28/08/2018 - Dia de pagar todos os pecados. Explico: Percorremos uma via crucis, materialmente falando, que para minha surpresa tinha quinze (15) estações ao invés das tradicionais quatorze (14). Percorre-la, faz parte da visita ao Santuário Della Madona di San Luca. No primeiro dia aqui em Bolonha fotografei o santuário do terraço da Basílica de San Petrônio, donde se pode ter uma idéia do que teríamos pela frente.
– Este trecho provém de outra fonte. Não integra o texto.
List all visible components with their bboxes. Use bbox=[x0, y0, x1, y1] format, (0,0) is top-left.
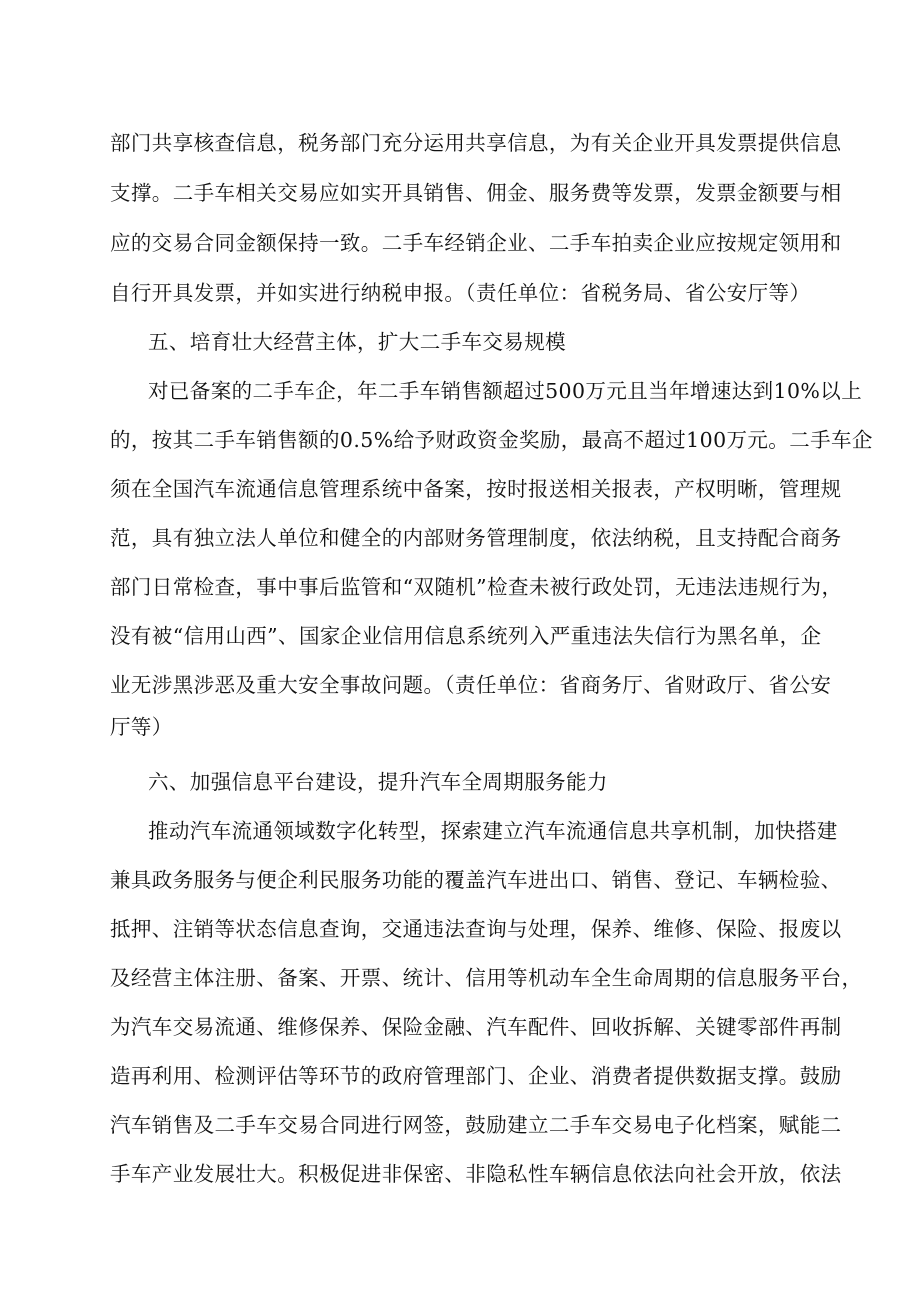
paragraph-2-line-2: 的，按其二手车销售额的0.5%给予财政资金奖励，最高不超过100万元。二手车企 bbox=[110, 428, 873, 452]
paragraph-2-line-8: 厅等） bbox=[110, 715, 173, 739]
paragraph-2-line-4: 范，具有独立法人单位和健全的内部财务管理制度，依法纳税，且支持配合商务 bbox=[110, 526, 842, 550]
paragraph-3-line-6: 造再利用、检测评估等环节的政府管理部门、企业、消费者提供数据支撑。鼓励 bbox=[110, 1064, 842, 1088]
paragraph-3-line-8: 手车产业发展壮大。积极促进非保密、非隐私性车辆信息依法向社会开放，依法 bbox=[110, 1162, 842, 1186]
section-heading-5: 五、培育壮大经营主体，扩大二手车交易规模 bbox=[148, 330, 566, 354]
paragraph-2-line-6: 没有被“信用山西”、国家企业信用信息系统列入严重违法失信行为黑名单，企 bbox=[110, 624, 822, 648]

Já mencionei que Bolonha é famosa por seus pórticos. O que muita gente não sabe é que o maior pórtico do mundo é aquele que liga a Porta Saragoza ao Santuário hoje visitado. Com quase 4 km de extensão, o caminho porticado é dividido entre 1520 metros percorridos no trecho plano e 2276 metros no trecho em subida. Fizemos o segundo trecho. Mais informações


Da Porta Saragoza até a Basílica são superados 666 arcos – mas a numeração oficial para no arco numero 661 – e 15 capelas. A maior parte da subida apresenta-se em forma de rampa e alguns poucos trechos há degraus. Pelos nossos cálculos toda a extensão percorrida equivale a cerca de 1600 ou mais degraus. Algo como um prédio de cem (100) andares. 


Enfrentamos o desafio com muita garra, assim como uma quantidade razoável de pessoas. Mas o destaque foram as pessoas da cidade, principalmente muitos jovens aproveitando as condições do local para a prática de exercícios físicos. Só o fato de o caminho ser feito à sombra em razão dos pórticos já é um apelo muito forte para enfrentar o percurso. Mas para quem não é chegado a enfrentar desafios, existe um trenzinho turístico que parte da Piazza Maggiore e faz uma parada às portas do Santuário.

A importância do santuário para a cidade tem a ver com o milagre da chuva. Diz-se que em abril de 1433 depois de uma série de tremores, as chuvas castigavam Bolonha, inundando a cidade, destruindo plantações, e prevendo tempos difíceis. Somente uma ajuda divina poderia controlar a fúria da natureza e para isso os sacerdotes resolveram trazer a pintura da Madonna di San Luca em procissão pela cidade. Assim que a imagem cruzou na porta de Saragoza, a chuva imediatamente cessou e as pessoas gritaram o milagre. Segundo a tradição todos os anos no mês de maio realiza-se a uma procissão revivendo o dia do milagre. 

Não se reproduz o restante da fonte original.